More than 700 Mumbaiites have signed up on the government's complaint handling system ever since its launch in October this year.
Of the 450 complaints that have been attended to so far - in exchange of a processing fee of Rs 4,000 a complaint - showcause notices have been sent to three operators for violating the revised electromagnetic field (EMF) radiation norms of 450 milliwatts/square metre.
"Most complaints have come from residential colonies and cooperative housing societies who fear the implications of radiation emission from mobile towers," said a senior official from the union department of telecommunication. "If possible, we will try and compile which areas in the city have registered the maximum number of complaints and then decide on a course of action," he said.
HT has been carrying a series of reports on the suspected health effects of exposure to mobile phone tower radiation over the past few months. As per the procedure laid out by the DoT, a three-member monitoring committee is supposed to visit the complainant's house to measure the radiation emission readings in every room. Based on the measurements, a report is prepared by the team and submitted to the complainant within 10 days.

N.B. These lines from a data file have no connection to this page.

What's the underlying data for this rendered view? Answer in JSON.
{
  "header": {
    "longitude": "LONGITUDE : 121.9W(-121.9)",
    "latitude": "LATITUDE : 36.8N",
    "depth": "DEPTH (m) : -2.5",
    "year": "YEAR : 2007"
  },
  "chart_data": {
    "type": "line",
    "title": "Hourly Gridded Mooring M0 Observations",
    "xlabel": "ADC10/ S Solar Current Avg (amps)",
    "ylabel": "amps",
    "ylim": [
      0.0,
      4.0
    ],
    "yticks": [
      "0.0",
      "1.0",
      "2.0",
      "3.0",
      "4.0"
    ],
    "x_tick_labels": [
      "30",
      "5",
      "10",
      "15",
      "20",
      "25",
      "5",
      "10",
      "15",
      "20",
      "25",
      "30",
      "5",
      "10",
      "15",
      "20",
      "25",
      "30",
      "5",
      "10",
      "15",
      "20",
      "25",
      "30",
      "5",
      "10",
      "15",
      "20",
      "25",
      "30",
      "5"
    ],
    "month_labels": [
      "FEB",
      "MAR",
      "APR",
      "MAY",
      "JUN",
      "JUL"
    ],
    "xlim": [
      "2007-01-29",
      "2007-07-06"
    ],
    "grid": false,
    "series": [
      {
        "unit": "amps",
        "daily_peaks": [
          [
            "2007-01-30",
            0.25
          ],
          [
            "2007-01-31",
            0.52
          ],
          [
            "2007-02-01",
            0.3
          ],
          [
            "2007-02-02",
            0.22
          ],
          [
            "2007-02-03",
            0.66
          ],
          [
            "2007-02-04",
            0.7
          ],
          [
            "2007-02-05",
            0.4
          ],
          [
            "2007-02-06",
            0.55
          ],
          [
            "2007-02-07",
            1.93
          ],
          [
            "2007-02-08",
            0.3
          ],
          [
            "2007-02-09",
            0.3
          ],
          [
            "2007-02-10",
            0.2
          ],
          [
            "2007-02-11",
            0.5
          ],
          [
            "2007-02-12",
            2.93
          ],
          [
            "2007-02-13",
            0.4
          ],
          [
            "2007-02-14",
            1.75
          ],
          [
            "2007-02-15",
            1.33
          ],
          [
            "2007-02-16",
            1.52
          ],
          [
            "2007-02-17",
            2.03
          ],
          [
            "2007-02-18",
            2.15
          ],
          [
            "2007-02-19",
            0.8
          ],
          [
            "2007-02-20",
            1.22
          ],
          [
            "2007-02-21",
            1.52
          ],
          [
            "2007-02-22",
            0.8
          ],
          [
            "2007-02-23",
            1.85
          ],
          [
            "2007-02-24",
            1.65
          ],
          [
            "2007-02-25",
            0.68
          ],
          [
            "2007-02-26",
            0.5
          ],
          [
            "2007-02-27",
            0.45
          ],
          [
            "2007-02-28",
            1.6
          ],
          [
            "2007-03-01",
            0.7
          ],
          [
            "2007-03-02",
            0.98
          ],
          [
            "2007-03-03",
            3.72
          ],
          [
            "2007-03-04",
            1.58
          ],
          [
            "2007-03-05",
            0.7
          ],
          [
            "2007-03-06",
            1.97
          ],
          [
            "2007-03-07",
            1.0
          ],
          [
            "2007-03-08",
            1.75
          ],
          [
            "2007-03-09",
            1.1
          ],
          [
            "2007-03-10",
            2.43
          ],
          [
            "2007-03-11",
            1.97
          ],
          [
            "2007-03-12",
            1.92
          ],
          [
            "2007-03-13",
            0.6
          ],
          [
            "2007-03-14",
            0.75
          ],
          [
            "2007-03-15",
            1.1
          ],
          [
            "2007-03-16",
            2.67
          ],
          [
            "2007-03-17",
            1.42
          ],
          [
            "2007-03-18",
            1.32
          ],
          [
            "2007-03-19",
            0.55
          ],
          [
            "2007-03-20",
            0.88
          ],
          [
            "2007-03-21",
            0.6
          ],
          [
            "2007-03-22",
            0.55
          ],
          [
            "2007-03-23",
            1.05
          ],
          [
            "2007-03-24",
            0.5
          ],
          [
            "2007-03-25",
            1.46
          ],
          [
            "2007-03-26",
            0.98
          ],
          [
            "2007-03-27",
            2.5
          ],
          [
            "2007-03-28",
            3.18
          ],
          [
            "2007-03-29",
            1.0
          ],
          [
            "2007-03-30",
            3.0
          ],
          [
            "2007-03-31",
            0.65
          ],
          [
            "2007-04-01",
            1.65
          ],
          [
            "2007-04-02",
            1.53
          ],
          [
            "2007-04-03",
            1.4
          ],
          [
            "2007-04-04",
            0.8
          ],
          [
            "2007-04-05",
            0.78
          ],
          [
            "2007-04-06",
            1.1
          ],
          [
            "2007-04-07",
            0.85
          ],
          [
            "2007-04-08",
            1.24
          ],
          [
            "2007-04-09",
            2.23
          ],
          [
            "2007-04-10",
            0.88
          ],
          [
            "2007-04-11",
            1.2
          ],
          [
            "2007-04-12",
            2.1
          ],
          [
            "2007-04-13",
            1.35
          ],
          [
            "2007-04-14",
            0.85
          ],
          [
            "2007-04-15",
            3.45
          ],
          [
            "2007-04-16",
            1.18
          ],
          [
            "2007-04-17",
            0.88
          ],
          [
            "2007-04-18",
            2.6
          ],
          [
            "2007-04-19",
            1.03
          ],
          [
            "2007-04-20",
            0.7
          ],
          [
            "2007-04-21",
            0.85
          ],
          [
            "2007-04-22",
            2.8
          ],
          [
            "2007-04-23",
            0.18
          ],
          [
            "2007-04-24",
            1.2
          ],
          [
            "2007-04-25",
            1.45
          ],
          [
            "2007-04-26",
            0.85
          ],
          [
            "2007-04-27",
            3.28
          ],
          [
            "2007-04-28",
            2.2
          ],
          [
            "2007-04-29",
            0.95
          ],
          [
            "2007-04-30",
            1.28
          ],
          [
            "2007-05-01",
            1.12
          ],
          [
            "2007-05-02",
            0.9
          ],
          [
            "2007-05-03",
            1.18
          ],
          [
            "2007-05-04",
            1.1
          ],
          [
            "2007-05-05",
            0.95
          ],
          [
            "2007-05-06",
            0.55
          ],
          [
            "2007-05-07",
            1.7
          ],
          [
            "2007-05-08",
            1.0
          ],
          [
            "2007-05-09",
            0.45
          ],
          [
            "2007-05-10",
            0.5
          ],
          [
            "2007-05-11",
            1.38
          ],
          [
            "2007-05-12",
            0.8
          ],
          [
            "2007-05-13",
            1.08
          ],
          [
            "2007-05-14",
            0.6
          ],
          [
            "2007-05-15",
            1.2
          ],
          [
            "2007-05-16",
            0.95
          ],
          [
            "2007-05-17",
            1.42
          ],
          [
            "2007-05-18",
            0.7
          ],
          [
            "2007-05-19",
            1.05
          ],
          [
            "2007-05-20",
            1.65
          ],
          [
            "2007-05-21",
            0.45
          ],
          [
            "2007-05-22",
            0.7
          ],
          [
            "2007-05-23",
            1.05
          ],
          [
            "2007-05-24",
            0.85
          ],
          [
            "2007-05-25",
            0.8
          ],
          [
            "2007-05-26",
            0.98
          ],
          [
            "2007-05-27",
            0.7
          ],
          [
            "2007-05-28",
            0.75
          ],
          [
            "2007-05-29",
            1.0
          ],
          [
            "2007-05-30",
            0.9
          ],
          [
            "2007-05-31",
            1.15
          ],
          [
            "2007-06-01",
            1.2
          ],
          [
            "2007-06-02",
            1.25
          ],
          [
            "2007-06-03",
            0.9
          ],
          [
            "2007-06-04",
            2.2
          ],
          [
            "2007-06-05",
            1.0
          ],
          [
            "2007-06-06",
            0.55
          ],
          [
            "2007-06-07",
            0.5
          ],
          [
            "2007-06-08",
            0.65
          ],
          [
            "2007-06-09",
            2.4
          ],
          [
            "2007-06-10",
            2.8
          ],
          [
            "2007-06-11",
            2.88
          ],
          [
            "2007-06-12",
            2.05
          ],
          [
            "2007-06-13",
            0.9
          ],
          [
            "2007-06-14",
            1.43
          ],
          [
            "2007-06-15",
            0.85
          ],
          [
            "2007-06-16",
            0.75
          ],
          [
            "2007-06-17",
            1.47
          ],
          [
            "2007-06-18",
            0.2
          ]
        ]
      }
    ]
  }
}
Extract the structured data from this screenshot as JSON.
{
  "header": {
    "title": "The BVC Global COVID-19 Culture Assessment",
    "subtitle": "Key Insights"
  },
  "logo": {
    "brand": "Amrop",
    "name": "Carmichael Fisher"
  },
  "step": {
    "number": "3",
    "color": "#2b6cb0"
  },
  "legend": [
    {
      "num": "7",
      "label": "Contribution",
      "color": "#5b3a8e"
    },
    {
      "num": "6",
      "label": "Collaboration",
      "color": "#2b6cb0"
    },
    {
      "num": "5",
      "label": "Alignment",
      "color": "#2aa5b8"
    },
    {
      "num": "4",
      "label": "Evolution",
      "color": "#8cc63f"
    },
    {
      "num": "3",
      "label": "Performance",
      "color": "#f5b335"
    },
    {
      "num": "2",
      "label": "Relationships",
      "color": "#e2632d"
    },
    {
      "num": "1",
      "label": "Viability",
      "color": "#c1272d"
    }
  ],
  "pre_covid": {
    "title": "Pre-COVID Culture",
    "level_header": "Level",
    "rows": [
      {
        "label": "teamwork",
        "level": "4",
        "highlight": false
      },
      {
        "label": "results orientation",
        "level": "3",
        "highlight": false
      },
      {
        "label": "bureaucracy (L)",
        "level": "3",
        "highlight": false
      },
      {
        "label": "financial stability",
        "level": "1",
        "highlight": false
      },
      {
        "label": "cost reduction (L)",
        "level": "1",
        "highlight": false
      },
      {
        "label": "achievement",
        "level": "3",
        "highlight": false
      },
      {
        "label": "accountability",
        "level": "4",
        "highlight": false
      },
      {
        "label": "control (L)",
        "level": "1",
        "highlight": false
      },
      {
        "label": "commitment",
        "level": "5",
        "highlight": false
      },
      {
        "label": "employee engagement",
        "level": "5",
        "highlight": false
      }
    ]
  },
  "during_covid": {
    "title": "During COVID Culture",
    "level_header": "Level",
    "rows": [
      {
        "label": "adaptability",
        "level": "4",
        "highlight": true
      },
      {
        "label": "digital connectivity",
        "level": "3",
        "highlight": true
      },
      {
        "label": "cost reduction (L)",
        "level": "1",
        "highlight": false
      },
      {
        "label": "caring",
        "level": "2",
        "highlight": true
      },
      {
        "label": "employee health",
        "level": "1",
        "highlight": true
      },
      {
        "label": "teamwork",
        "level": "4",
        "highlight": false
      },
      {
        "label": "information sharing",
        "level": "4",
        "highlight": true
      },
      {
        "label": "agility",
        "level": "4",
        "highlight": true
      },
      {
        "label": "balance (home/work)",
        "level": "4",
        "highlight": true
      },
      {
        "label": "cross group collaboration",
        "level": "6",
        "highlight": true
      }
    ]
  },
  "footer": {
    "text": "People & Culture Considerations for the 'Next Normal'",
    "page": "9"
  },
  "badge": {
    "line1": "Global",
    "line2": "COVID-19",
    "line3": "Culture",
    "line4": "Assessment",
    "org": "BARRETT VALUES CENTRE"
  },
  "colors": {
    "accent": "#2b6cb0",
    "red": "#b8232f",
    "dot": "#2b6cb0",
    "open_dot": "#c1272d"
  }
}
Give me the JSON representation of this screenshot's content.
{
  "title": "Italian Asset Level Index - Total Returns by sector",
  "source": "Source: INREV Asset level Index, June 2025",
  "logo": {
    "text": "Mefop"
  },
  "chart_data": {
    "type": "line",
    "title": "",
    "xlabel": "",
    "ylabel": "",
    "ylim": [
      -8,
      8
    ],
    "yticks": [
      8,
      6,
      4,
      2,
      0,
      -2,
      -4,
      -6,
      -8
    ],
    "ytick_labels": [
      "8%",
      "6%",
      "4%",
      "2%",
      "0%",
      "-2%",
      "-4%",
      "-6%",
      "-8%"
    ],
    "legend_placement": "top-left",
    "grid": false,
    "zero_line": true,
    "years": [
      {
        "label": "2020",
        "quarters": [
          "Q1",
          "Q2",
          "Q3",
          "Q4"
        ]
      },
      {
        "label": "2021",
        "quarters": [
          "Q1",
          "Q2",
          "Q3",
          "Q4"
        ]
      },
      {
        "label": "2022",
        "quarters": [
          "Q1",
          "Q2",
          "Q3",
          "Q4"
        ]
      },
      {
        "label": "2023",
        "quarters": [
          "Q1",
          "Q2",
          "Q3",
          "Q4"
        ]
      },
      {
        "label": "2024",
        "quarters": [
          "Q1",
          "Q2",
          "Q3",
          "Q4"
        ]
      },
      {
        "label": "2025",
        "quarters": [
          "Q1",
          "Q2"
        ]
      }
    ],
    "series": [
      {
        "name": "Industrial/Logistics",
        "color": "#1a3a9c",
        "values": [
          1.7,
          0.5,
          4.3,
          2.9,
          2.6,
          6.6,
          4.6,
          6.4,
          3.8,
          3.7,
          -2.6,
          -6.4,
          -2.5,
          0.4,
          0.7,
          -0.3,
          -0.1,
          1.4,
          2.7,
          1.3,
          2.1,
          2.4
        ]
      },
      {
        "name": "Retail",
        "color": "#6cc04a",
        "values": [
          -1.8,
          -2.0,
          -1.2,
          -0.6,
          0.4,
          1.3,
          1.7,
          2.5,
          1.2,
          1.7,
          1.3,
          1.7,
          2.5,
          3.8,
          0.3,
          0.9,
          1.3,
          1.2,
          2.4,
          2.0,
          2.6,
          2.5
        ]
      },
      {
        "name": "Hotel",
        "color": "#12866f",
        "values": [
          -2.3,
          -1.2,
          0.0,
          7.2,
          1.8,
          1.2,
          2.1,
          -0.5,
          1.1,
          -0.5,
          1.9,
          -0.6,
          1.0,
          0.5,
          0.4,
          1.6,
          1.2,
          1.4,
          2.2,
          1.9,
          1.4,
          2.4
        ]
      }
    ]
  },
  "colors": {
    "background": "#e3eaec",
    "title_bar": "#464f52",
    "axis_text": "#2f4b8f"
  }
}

Anti-radiation campaigners and experts, however, claimed that in reality, a larger number of people would have responded to the system had there been more clarity. "By making it mandatory for people to pay Rs 4,000 for only a report on the radiation measures, the system cannot be used by everyone," said Vinod Shah, a resident of Carmichael Road resident.
Other residents, who had got their houses and offices measured through the system complained about the discrepancies in the report. "Despite paying Rs 4,000, I was given a very vague report with only measurements of electro-magnetic field radiation. There was no mention of a standard norm or other determining factors, making it difficult for a layman to comprehend," said Jitendra Gupta, a Kurla resident.